I mean to an extent it makes sense because you are not saying anything incriminating literally, however, sometimes when and how it is said can very easily imply that the person is either guilty or hiding something.

raven860's avatar

@harple Yes you got it correct and summed up the few different scenarios possible. I apologize for being vague.

Jussange's avatar

When someone actually does know about the subject but not that many other people are aware that this person is aware, it is actually a good way to avoid the topic altogether and shed any real self-incrimination until solid evidence that they do know is brought up. If someone says they don’t know and no one has reason to suspect otherwise, then how is it self incriminating to say, “I don’t know?”
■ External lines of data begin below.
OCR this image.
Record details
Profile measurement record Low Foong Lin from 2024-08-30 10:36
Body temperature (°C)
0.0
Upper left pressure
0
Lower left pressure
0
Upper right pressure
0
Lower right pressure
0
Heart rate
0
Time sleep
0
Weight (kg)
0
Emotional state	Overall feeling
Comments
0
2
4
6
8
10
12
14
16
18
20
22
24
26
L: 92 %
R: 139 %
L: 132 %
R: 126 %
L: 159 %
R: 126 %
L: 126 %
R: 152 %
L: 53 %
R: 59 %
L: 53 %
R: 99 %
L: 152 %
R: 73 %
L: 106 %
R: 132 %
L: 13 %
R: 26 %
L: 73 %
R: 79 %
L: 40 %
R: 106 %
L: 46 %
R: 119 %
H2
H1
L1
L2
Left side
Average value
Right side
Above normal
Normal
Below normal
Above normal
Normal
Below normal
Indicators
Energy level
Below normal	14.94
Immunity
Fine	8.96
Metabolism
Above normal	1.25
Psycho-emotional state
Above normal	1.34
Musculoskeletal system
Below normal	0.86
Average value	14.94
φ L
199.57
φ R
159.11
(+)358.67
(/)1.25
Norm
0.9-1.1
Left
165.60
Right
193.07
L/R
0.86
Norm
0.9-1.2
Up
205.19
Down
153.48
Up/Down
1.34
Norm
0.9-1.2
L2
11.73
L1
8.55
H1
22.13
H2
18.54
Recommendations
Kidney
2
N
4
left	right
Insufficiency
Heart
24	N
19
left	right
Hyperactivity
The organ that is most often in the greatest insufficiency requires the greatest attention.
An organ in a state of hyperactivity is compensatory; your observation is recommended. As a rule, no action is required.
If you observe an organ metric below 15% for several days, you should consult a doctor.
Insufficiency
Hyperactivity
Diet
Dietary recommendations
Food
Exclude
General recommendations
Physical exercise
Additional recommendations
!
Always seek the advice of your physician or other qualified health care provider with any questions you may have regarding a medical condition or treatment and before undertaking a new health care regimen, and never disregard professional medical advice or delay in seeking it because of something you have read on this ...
and sometimes, they really don’t know.

raven860's avatar

Yes I agree that whenever you hear “I don’t know what you are talking about” it does not automatically mean guilt but given the number of instances I have encountered and from what I have seen in the media it seems as if it is the most common phrase used by someone guilty to avert suspicion when questioned.

Based on the responses, I am guessing its not as common as I thought it might be.

JLeslie's avatar

@raven860 Oh. Now I understand better. I guess people say it because they either don’t know what you are talking about or are trying to act like they have no idea what you are talking about.

The only reason it would imply guilt to me is if any normal person who didn’t know about the situation would be more likely to ask what had happened or for the person to clarify in some way. I don’t think the phrase really implies guilt though. What usually implies someone is lying is they answer a question not asked or ramble on with too much information.

jca's avatar

I don’t take any one statement as an indication of guilt (unless it’s an outright confession or admission). To me, someone saying “I don’t know what you are talking about” does not equate to “I did it.”

ucme's avatar

Aye dinna ken where ya coming from.

Berserker's avatar

@augustlan Yeah, I wouldn’t consider “I don’t know what you’re talking about” a sure sign of guilt. How the phrase is delivered might give you a clue, but guilty behavior would likely accompany any other phrase a guilty person said, too. Where do you get this idea?

Bold text agrees.

Also I never actually got arrested before. honest

DigitalBlue's avatar

I assume that the OP means people who say this when confronted with an accusation of having done something wrong. Rather than talking it out, their reaction is to “play dumb.”

Unless the person sincerely doesn’t know what you mean, it usually says to me that not only did they probably do/have involvement with whatever they’re being confronted about, they are not remorseful about it, either. But, this depends very much on tone. They really might not know what you’re talking about. It isn’t an instant declaration of guilt.

Jenniehowell's avatar

In my life most people say “I don’t know what you’re talking about” as a replacement for saying the translation which is “I’m hoping you’re too stupid to have collected proof or too weak to continue to challenge me”.

Hence the reason I tend more often than not to collect a plethora of evidence prior to such confrontations that may result in the “I don’t know what you’re talking about” response. This way the video, audio, email etc. can serve to remind them or to give the proper authorities means with which to remind them when they are being read their rights & reminded of their court date.

ZEPHYRA's avatar

More polite than “Huh!”

jca's avatar

@ZEPHYRA: More polite then “What the f are you talking about?”

shasha05's avatar

All depends on the context…if your calling out on someone’s bluff for instance…then they might say that…or they just don’t know what your talking about…you can usually tell by their face expression.